Typically addressed through resampling or cost-sensitive losses (such as re-weighting and focal loss). This work finds that under moderate skew and label ambiguity, these methods may amplify noise and reduce accuracy.
Widely employing efficiency methods such as distillation (DistilBERT), pruning, and quantization to reduce computation and latency.

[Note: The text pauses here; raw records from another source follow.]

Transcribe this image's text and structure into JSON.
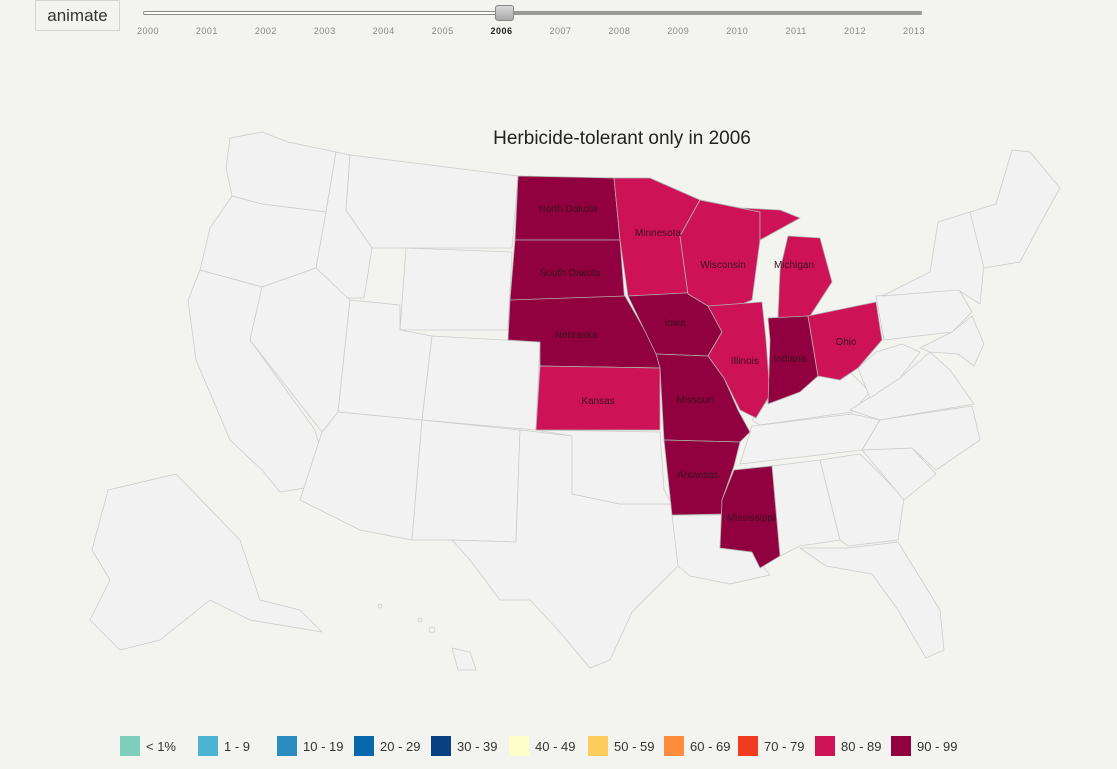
{
  "controls": {
    "animate_label": "animate",
    "selected_year": "2006",
    "years": [
      "2000",
      "2001",
      "2002",
      "2003",
      "2004",
      "2005",
      "2006",
      "2007",
      "2008",
      "2009",
      "2010",
      "2011",
      "2012",
      "2013"
    ]
  },
  "map": {
    "title": "Herbicide-tolerant only in 2006",
    "default_color": "#f2f2f2",
    "states": [
      {
        "name": "North Dakota",
        "bin": "90 - 99"
      },
      {
        "name": "South Dakota",
        "bin": "90 - 99"
      },
      {
        "name": "Nebraska",
        "bin": "90 - 99"
      },
      {
        "name": "Kansas",
        "bin": "80 - 89"
      },
      {
        "name": "Minnesota",
        "bin": "80 - 89"
      },
      {
        "name": "Iowa",
        "bin": "90 - 99"
      },
      {
        "name": "Missouri",
        "bin": "90 - 99"
      },
      {
        "name": "Arkansas",
        "bin": "90 - 99"
      },
      {
        "name": "Mississippi",
        "bin": "90 - 99"
      },
      {
        "name": "Wisconsin",
        "bin": "80 - 89"
      },
      {
        "name": "Illinois",
        "bin": "80 - 89"
      },
      {
        "name": "Michigan",
        "bin": "80 - 89"
      },
      {
        "name": "Indiana",
        "bin": "90 - 99"
      },
      {
        "name": "Ohio",
        "bin": "80 - 89"
      }
    ]
  },
  "legend": [
    {
      "label": "< 1%",
      "color": "#7fcdbb"
    },
    {
      "label": "1 - 9",
      "color": "#4eb3d3"
    },
    {
      "label": "10 - 19",
      "color": "#2b8cbe"
    },
    {
      "label": "20 - 29",
      "color": "#0868ac"
    },
    {
      "label": "30 - 39",
      "color": "#084081"
    },
    {
      "label": "40 - 49",
      "color": "#ffffcc"
    },
    {
      "label": "50 - 59",
      "color": "#fecc5c"
    },
    {
      "label": "60 - 69",
      "color": "#fd8d3c"
    },
    {
      "label": "70 - 79",
      "color": "#f03b20"
    },
    {
      "label": "80 - 89",
      "color": "#ce1256"
    },
    {
      "label": "90 - 99",
      "color": "#91003f"
    }
  ]
}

- Simplicity is Effective: DistilBERT with cross-entropy is a robust, computationally efficient baseline
- Loss Function Selection: Under moderate class skew, standard cross-entropy outperforms weighted variants
- Practical Pathway: Recommending starting with compact encoders and cross-entropy, then adding calibration and task-specific checks
- Dataset Limitations: Using only one public corpus may not generalize to clinical notes or radiology reports
- Domain Transfer Risk: Results may not transfer to other medical text types due to domain shift
- Calibration Issues: Addressing calibration only through post-hoc scaling; further validation required before clinical deployment
- Multimodal Extension: Extending to multimodal inputs from charts
- Safety Auditing: Building robust safety and bias audits
- Longitudinal Prediction: Extending from static abstracts to longitudinal prediction
- Federated Learning: Exploring federated learning under privacy and non-IID settings
- High Practical Value: Focusing on actual deployment needs, considering cost, latency, and privacy constraints
- Rigorous Experimental Design: Controlled experiments with all variables fixed except the objective function
- Comprehensive Analysis: Providing detailed confusion matrices and per-class analysis
- Reproducibility: Releasing evaluation code and detailed implementation details
- Balanced Perspective: Offering a balanced view between performance and efficiency
- Single Dataset: Validation on only one dataset limits generalizability
- Limited Model Scope: Comparing only two encoders without including domain-specific models
- Insufficient Hyperparameter Tuning: Using fixed hyperparameters may limit the performance of certain methods
- Lack of Statistical Significance Testing: No confidence intervals reported for multiple runs
- Practical Guidance Value: Providing practical model selection guidance for medical AI practitioners
- Baseline Establishment: Establishing reliable lightweight baselines for future research
- Cost Awareness: Emphasizing the importance of model selection in resource-constrained environments
- Resource-Constrained Medical Environments: On-premises deployment, high privacy protection requirements
- Real-Time Classification Needs: Applications requiring low-latency responses
- Prototype Development: Starting point for more complex systems
- Educational Research: Teaching and foundational research in medical NLP
This paper cites 43 relevant references covering medical AI, model compression, class imbalance handling, and other aspects, providing a solid theoretical foundation. Important references include the original DistilBERT paper, medical domain pre-trained models (BioBERT, SciBERT), and key technical literature on focal loss.
Overall Assessment: This is a highly practical paper that, while limited in technical novelty, provides valuable practical guidance for medical text classification. The paper's controlled experimental design and comprehensive analysis are commendable and hold significant reference value for practitioners needing to deploy NLP systems in resource-constrained environments.